Sat Jul 27 01:34:08.435 [rsStart] replSet I am ip-10-168-xxx-xxx:27017
Sat Jul 27 01:34:08.435 [rsStart] replSet STARTUP2
Sat Jul 27 01:34:09.441 [rsSync] replSet SECONDARY
Sat Jul 27 01:34:09.441 [rsMgr] replSet info electSelf 0
Sat Jul 27 01:34:10.440 [rsMgr] replSet PRIMARY
Sat Jul 27 01:34:26.513 [conn4] replSet replSetReconfig config object parses ok, 2 members specified
Sat Jul 27 01:37:45.835 [conn4] couldn't connect to 10.188.xxx.xxx:27017: couldn't connect to server 10.188.xxx.xxx:27017

UPDATE: added output of rs.initiate() & logs;

Best Answer

This is probably a firewall issue. The long pause is the socket connection hanging while it waits for it to timeout.

By default on EC2 the security groups (eg. firewall rules) for instances deny all inbound traffic. You have to explicitly specify what IP ranges or security group members are allowed to connect.

Using security groups instead of IPs is generally more maintainable.

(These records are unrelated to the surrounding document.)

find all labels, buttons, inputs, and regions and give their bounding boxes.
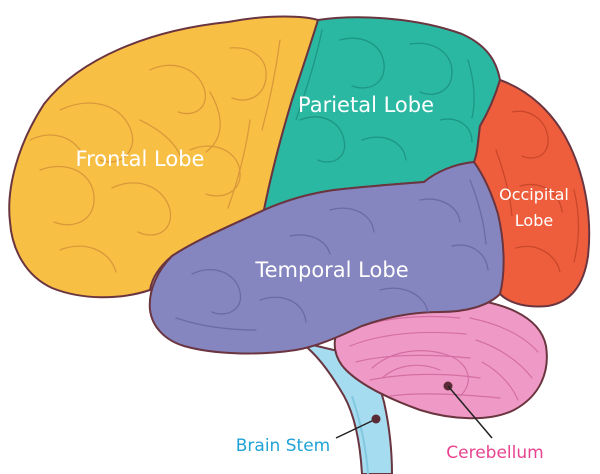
brain-stem-label: Brain Stem bbox=[236, 436, 330, 456]
frontal-lobe-label: Frontal Lobe bbox=[76, 147, 205, 171]
temporal-lobe-label: Temporal Lobe bbox=[254, 258, 408, 282]
cerebellum-leader-line bbox=[447, 385, 493, 439]
occipital-lobe-label-line2: Lobe bbox=[515, 211, 553, 230]
temporal-lobe: Temporal Lobe bbox=[148, 160, 505, 355]
parietal-lobe: Parietal Lobe bbox=[262, 16, 502, 212]
cerebellum-label: Cerebellum bbox=[446, 443, 543, 463]
occipital-lobe-label-line1: Occipital bbox=[499, 185, 569, 204]
brain-stem-pointer-dot bbox=[371, 414, 381, 424]
brain-stem-leader-line bbox=[335, 419, 375, 439]
parietal-lobe-label: Parietal Lobe bbox=[298, 93, 434, 117]
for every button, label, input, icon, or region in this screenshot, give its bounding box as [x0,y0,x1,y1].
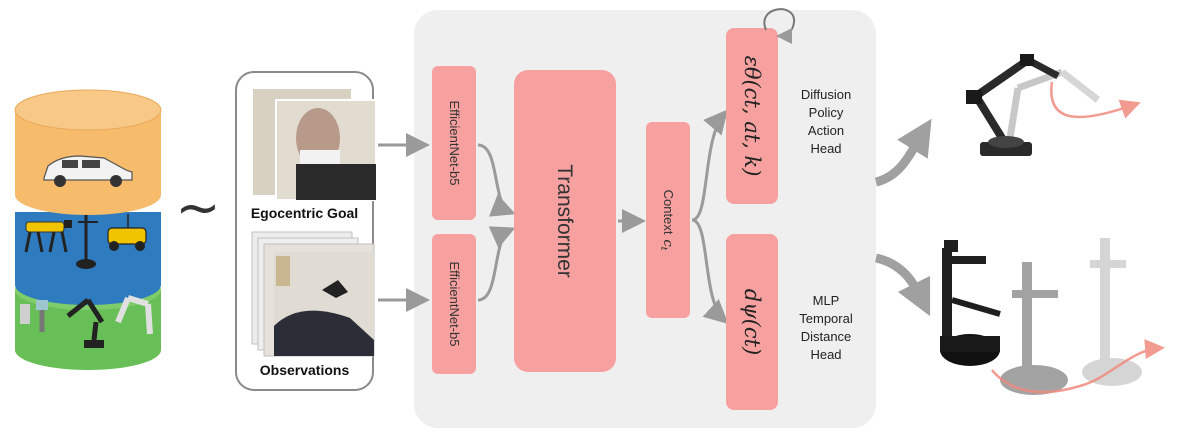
diffusion-head-caption-line: Diffusion [800,87,852,102]
diffusion-loop-icon [763,8,796,44]
encoder-block-bottom [432,234,476,374]
context-to-distance-arrow [691,218,729,325]
transformer-label: Transformer [553,164,576,278]
diffusion-head-caption-line: Action [807,123,845,138]
legged-robot-icon [24,220,72,253]
context-label: Contextct [658,190,676,251]
arm-robot-image [966,54,1141,156]
observations-label: Observations [259,362,350,378]
diffusion-head-caption-line: Head [810,141,842,156]
mobile-robot-image [940,238,1165,395]
distance-head-caption-line: Head [810,347,842,362]
distance-head-caption-line: Temporal [799,311,853,326]
distance-head-caption-line: MLP [812,293,840,308]
distance-head-block [726,234,778,410]
transformer-block [514,70,616,372]
context-block [646,122,690,318]
goal-image [251,87,377,201]
diffusion-head-formula: εθ(ct, at, k) [740,56,764,177]
diffusion-head-caption-line: Policy [808,105,844,120]
distance-output-arrow [874,253,931,317]
robot-arms-icon [20,295,153,348]
distance-head-caption-line: Distance [800,329,852,344]
model-panel [414,10,876,428]
action-output-arrow [874,118,932,187]
context-to-diffusion-arrow [691,109,728,222]
encoder-label-bottom: EfficientNet-b5 [447,261,462,346]
distance-head-caption: MLP Temporal Distance Head [786,292,866,364]
tilde-symbol: ~ [175,176,220,239]
egocentric-goal-label: Egocentric Goal [250,205,359,221]
encoder-label-top: EfficientNet-b5 [447,100,462,185]
diffusion-head-block [726,28,778,204]
diffusion-head-caption: Diffusion Policy Action Head [786,86,866,158]
observation-images [251,231,375,357]
car-icon [43,155,133,187]
wheeled-robot-icon [107,214,147,251]
encoder-top-to-transformer-arrow [477,143,516,217]
stretch-robot-icon [76,215,98,269]
encoder-bottom-to-transformer-arrow [477,226,516,302]
encoder-block-top [432,66,476,220]
distance-head-formula: dψ(ct) [740,289,764,356]
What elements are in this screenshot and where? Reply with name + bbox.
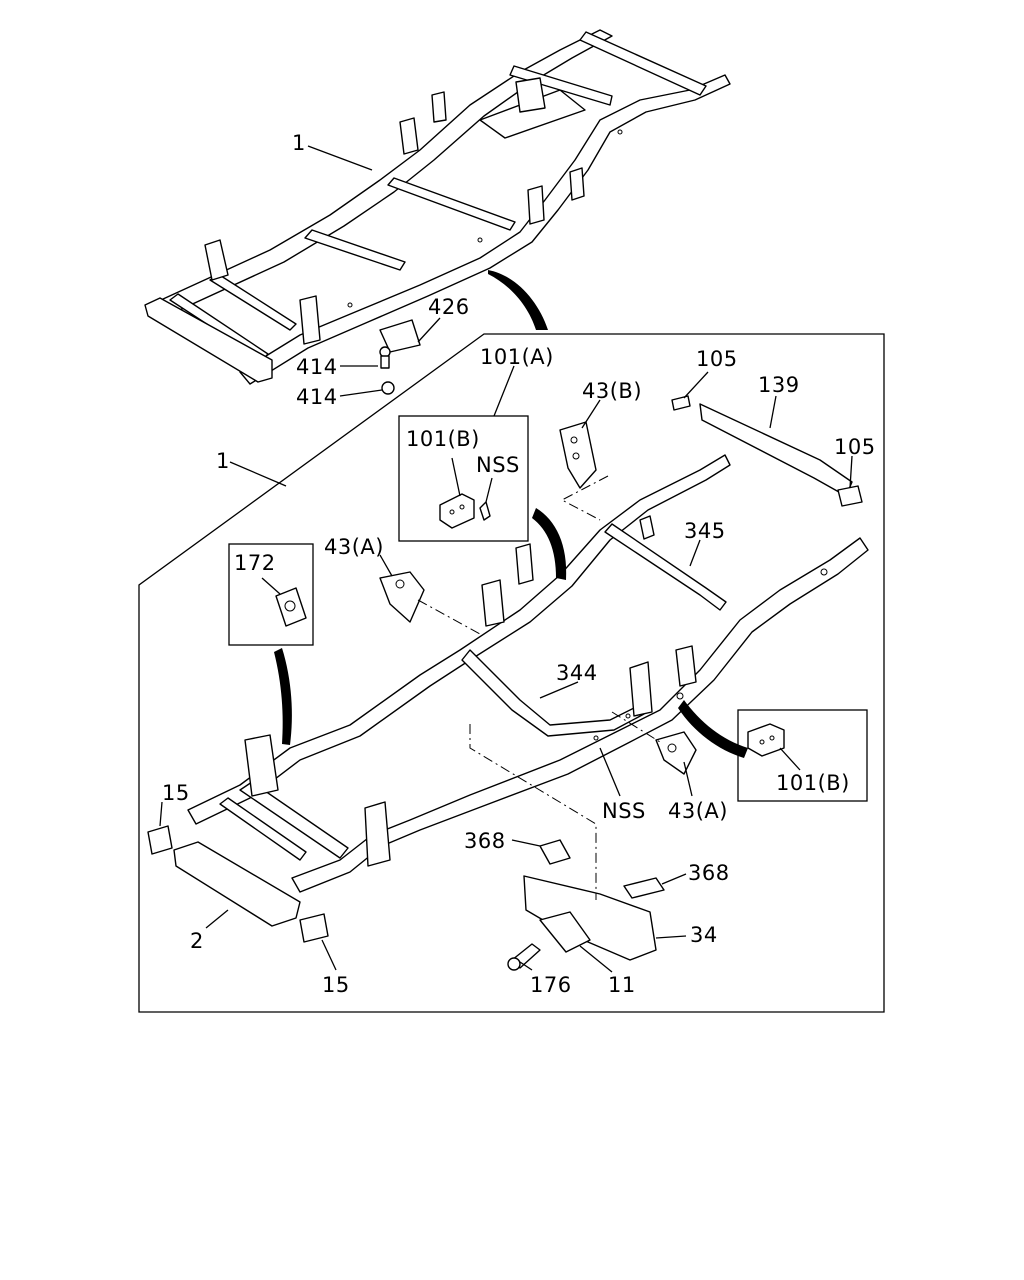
callout-414-a: 414 xyxy=(296,355,338,379)
frame-overview-drawing xyxy=(144,29,731,395)
callout-43b: 43(B) xyxy=(582,379,642,403)
callout-105-top: 105 xyxy=(696,347,738,371)
callout-nss-main: NSS xyxy=(602,799,646,823)
callout-11: 11 xyxy=(608,973,636,997)
callout-172: 172 xyxy=(234,551,276,575)
callout-frame-overview: 1 xyxy=(292,131,306,155)
callout-426: 426 xyxy=(428,295,470,319)
callout-43a-right: 43(A) xyxy=(668,799,728,823)
callout-368-left: 368 xyxy=(464,829,506,853)
callout-2: 2 xyxy=(190,929,204,953)
callout-34: 34 xyxy=(690,923,718,947)
callout-344: 344 xyxy=(556,661,598,685)
callout-176: 176 xyxy=(530,973,572,997)
callout-15-top: 15 xyxy=(162,781,190,805)
callout-101b-right: 101(B) xyxy=(776,771,850,795)
callout-345: 345 xyxy=(684,519,726,543)
callout-101b-inset: 101(B) xyxy=(406,427,480,451)
callout-15-bottom: 15 xyxy=(322,973,350,997)
callout-139: 139 xyxy=(758,373,800,397)
inset-101b-nss xyxy=(398,415,529,542)
callout-nss-inset: NSS xyxy=(476,453,520,477)
callout-43a-left: 43(A) xyxy=(324,535,384,559)
callout-414-b: 414 xyxy=(296,385,338,409)
callout-368-right: 368 xyxy=(688,861,730,885)
callout-frame-assembly: 1 xyxy=(216,449,230,473)
detail-view-boundary xyxy=(138,333,885,1013)
callout-105-right: 105 xyxy=(834,435,876,459)
callout-101a: 101(A) xyxy=(480,345,554,369)
frame-assembly-drawing xyxy=(147,395,869,971)
inset-172 xyxy=(228,543,314,646)
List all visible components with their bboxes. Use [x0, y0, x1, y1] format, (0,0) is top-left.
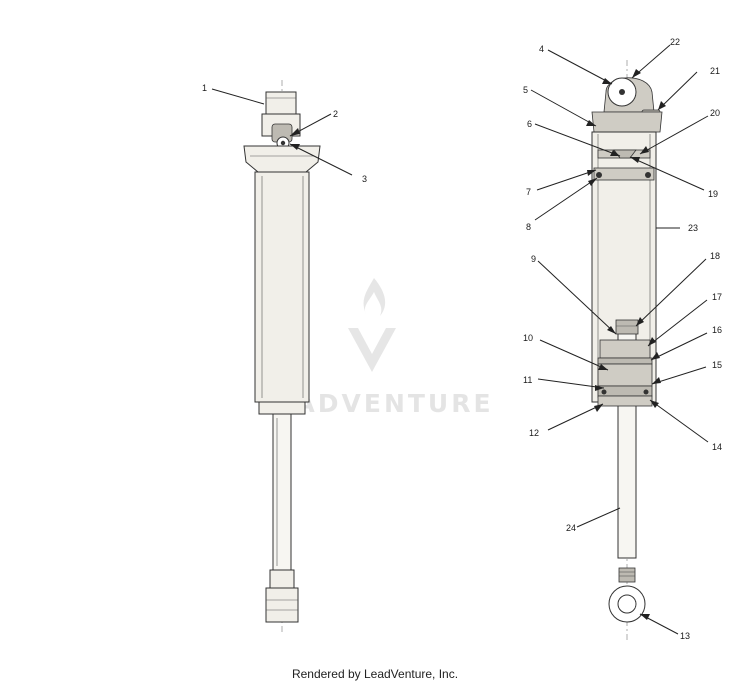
callout-20: 20 — [710, 108, 720, 118]
callout-8: 8 — [526, 222, 531, 232]
callout-24: 24 — [566, 523, 576, 533]
callout-3: 3 — [362, 174, 367, 184]
callout-16: 16 — [712, 325, 722, 335]
shock-assembly-section — [591, 60, 663, 640]
callout-7: 7 — [526, 187, 531, 197]
callout-2: 2 — [333, 109, 338, 119]
callout-18: 18 — [710, 251, 720, 261]
callout-23: 23 — [688, 223, 698, 233]
callout-11: 11 — [523, 375, 532, 385]
callout-12: 12 — [529, 428, 539, 438]
callout-labels: 1 2 3 4 5 6 7 8 9 10 11 12 13 14 15 16 1… — [202, 37, 722, 641]
callout-14: 14 — [712, 442, 722, 452]
callout-9: 9 — [531, 254, 536, 264]
credit-footer: Rendered by LeadVenture, Inc. — [291, 667, 459, 681]
leader-lines — [211, 44, 709, 635]
callout-13: 13 — [680, 631, 690, 641]
callout-17: 17 — [712, 292, 722, 302]
callout-21: 21 — [710, 66, 720, 76]
callout-10: 10 — [523, 333, 533, 343]
shock-assembly-external — [243, 80, 321, 632]
callout-5: 5 — [523, 85, 528, 95]
callout-1: 1 — [202, 83, 207, 93]
callout-4: 4 — [539, 44, 544, 54]
callout-6: 6 — [527, 119, 532, 129]
callout-22: 22 — [670, 37, 680, 47]
callout-15: 15 — [712, 360, 722, 370]
callout-19: 19 — [708, 189, 718, 199]
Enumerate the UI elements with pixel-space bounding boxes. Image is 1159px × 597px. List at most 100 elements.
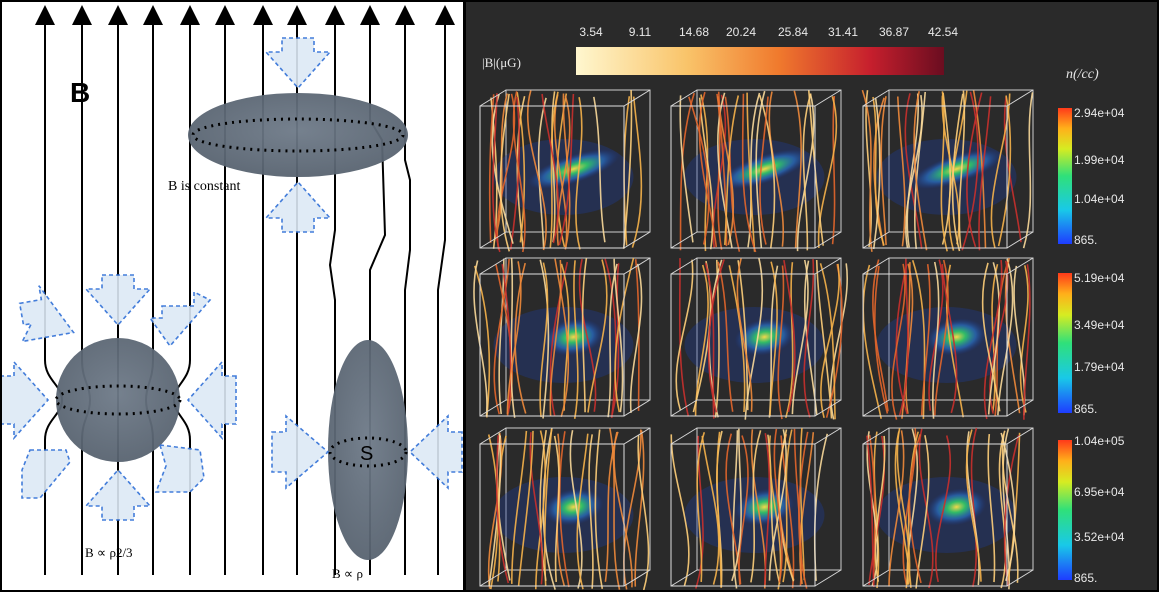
cube-edge [862,257,890,275]
streamline [799,432,815,585]
cube-edge [1006,399,1034,417]
streamline [487,432,503,589]
cube-edge [814,89,842,107]
constant-caption: B is constant [168,179,240,194]
streamline [934,259,949,416]
streamline [539,429,547,582]
streamline [737,260,749,411]
streamline [1003,96,1022,243]
streamline [499,93,511,252]
cube-edge [479,273,625,417]
streamline [783,259,796,413]
density-colorbar-gradient [1058,273,1072,413]
density-core [718,149,811,189]
streamline [868,434,876,585]
arrow-diagonal-icon [18,285,75,343]
streamline [569,430,583,589]
cube-edge [862,399,890,417]
streamline [911,260,926,419]
streamline [908,434,922,584]
streamline [724,95,740,245]
sphere-caption: B ∝ ρ2/3 [85,545,133,560]
density-tick: 865. [1074,233,1097,247]
streamline [581,258,588,413]
streamline [679,92,695,251]
streamline [716,431,722,588]
streamline [604,258,617,418]
b-colorbar-label: |B|(μG) [482,55,521,70]
density-tick: 6.95e+04 [1074,485,1125,499]
cube-edge [670,427,698,445]
streamline [874,265,889,414]
streamline [551,91,556,243]
render-cube [862,257,1034,420]
render-cube [479,89,651,253]
field-line [360,5,387,575]
density-colorbar-row3: 1.04e+05 6.95e+04 3.52e+04 865. [1058,434,1125,585]
streamline [819,263,836,420]
streamline [768,91,785,247]
streamline [785,262,794,419]
streamline [951,93,964,252]
sphere-cloud [54,338,182,462]
render-cube [670,257,848,420]
arrow-down-icon [264,37,332,90]
streamline [1003,434,1020,587]
streamline [758,94,776,249]
streamline [678,258,690,417]
cube-edge [505,257,651,401]
streamline [920,263,931,416]
density-label: n(/cc) [1066,67,1099,82]
density-tick: 865. [1074,402,1097,416]
field-line [143,5,163,575]
streamline [866,435,875,588]
cube-edge [1006,427,1034,445]
cube-edge [888,427,1034,571]
density-core [910,149,1003,189]
render-cube [862,427,1034,590]
density-colorbar-gradient [1058,108,1072,244]
b-tick: 14.68 [679,25,709,39]
field-line [395,5,415,575]
streamline [717,261,734,412]
streamline [631,96,643,248]
cube-edge [1006,257,1034,275]
density-tick: 1.04e+05 [1074,434,1125,448]
b-field-label: B [70,77,90,108]
streamline [904,93,923,249]
simulation-render-panel: |B|(μG) 3.54 9.11 14.68 20.24 25.84 31.4… [466,0,1159,592]
streamline [791,259,809,415]
streamline [872,96,885,246]
streamline [558,431,570,588]
cube-edge [888,89,1034,233]
cube-edge [862,231,890,249]
cube-edge [479,257,507,275]
streamline [820,263,840,419]
streamline [891,263,906,420]
streamline [897,96,906,247]
streamline [906,93,919,248]
streamline [874,435,886,582]
streamline [506,261,522,415]
streamline [562,93,571,250]
streamline [539,259,550,419]
cube-edge [814,399,842,417]
streamline [793,90,802,249]
render-grid: |B|(μG) 3.54 9.11 14.68 20.24 25.84 31.4… [473,25,1125,591]
streamline [862,264,882,419]
streamline [777,265,785,420]
streamline [510,430,528,584]
density-colorbar-gradient [1058,440,1072,580]
cube-edge [479,231,507,249]
streamline [725,433,742,585]
field-schematic-panel: B B is constant B ∝ ρ2/3 B ∝ ρ S [0,0,463,592]
streamline [997,258,1014,416]
streamline [629,263,643,413]
render-cube [670,89,842,253]
cube-edge [670,399,698,417]
render-cube [473,257,651,419]
streamline [1000,432,1016,582]
streamline [983,260,1003,420]
cube-edge [814,257,842,275]
streamline [593,96,606,243]
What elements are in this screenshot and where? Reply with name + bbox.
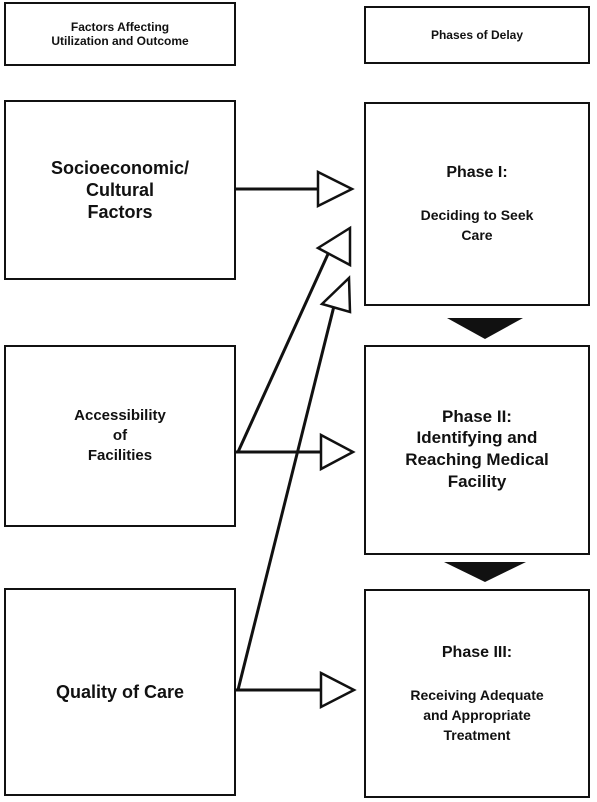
phase-3-title: Phase III: [441,643,513,661]
phases-header-line-1: Phases of Delay [430,28,524,42]
arrowhead-quality-to-phase3 [319,670,357,710]
factors-header-box: Factors Affecting Utilization and Outcom… [4,2,236,66]
factor-socioeconomic-line-2: Cultural [85,180,154,200]
phase-2-body-line-1: Identifying and [416,428,538,447]
phase-box-1: Phase I: Deciding to Seek Care [364,102,590,306]
arrowhead-access-to-phase1 [315,225,352,268]
factor-accessibility-line-3: Facilities [87,447,153,464]
factors-header-line-2: Utilization and Outcome [51,34,189,48]
connector-access-to-phase1 [236,253,330,453]
phase-2-body-line-3: Facility [447,472,507,491]
phase-3-body-line-3: Treatment [443,726,511,743]
factor-quality-line-1: Quality of Care [55,682,185,702]
phase-1-title: Phase I: [446,164,508,181]
phase-3-body-line-2: and Appropriate [423,706,531,723]
factor-box-quality: Quality of Care [4,588,236,796]
connector-quality-to-phase1 [236,305,336,691]
factor-accessibility-line-1: Accessibility [74,407,166,424]
down-arrow-phase1-to-phase2 [447,318,523,339]
factor-box-accessibility: Accessibility of Facilities [4,345,236,527]
factor-socioeconomic-line-1: Socioeconomic/ [50,158,190,178]
factor-socioeconomic-line-3: Factors [87,202,153,222]
arrowhead-access-to-phase2 [319,432,356,472]
phase-2-body-line-2: Reaching Medical [405,450,549,469]
factor-box-socioeconomic: Socioeconomic/ Cultural Factors [4,100,236,280]
arrowhead-quality-to-phase1 [319,275,352,314]
phase-2-title: Phase II: [442,407,512,426]
factors-header-line-1: Factors Affecting [70,20,170,34]
arrowhead-socio-to-phase1 [316,169,355,209]
phase-box-3: Phase III: Receiving Adequate and Approp… [364,589,590,798]
phase-1-body-line-1: Deciding to Seek [420,207,534,223]
phases-header-box: Phases of Delay [364,6,590,64]
phase-box-2: Phase II: Identifying and Reaching Medic… [364,345,590,555]
down-arrow-phase2-to-phase3 [444,562,526,582]
phase-1-body-line-2: Care [461,227,493,243]
phase-3-body-line-1: Receiving Adequate [410,686,544,703]
factor-accessibility-line-2: of [112,427,128,444]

It allows you to add/remove additional servers later without worrying about updating the IP addresses that get dynamically assigned. You just need to include them in the same security group.

To get setup:

  1. Create a security group specifically for your MongoDB instances. Let's call it "My MongoDB SG" and assume that AWS gives it the unique id sg-123456.
  2. Edit the inbound firewall rules for the security group to allow traffic from the same security group on port. The entry should look like:
     Source         Port
     sg-123456      27017
    
  3. Add the security group to each of your MongoDB instances

Then you can retry starting up the cluster.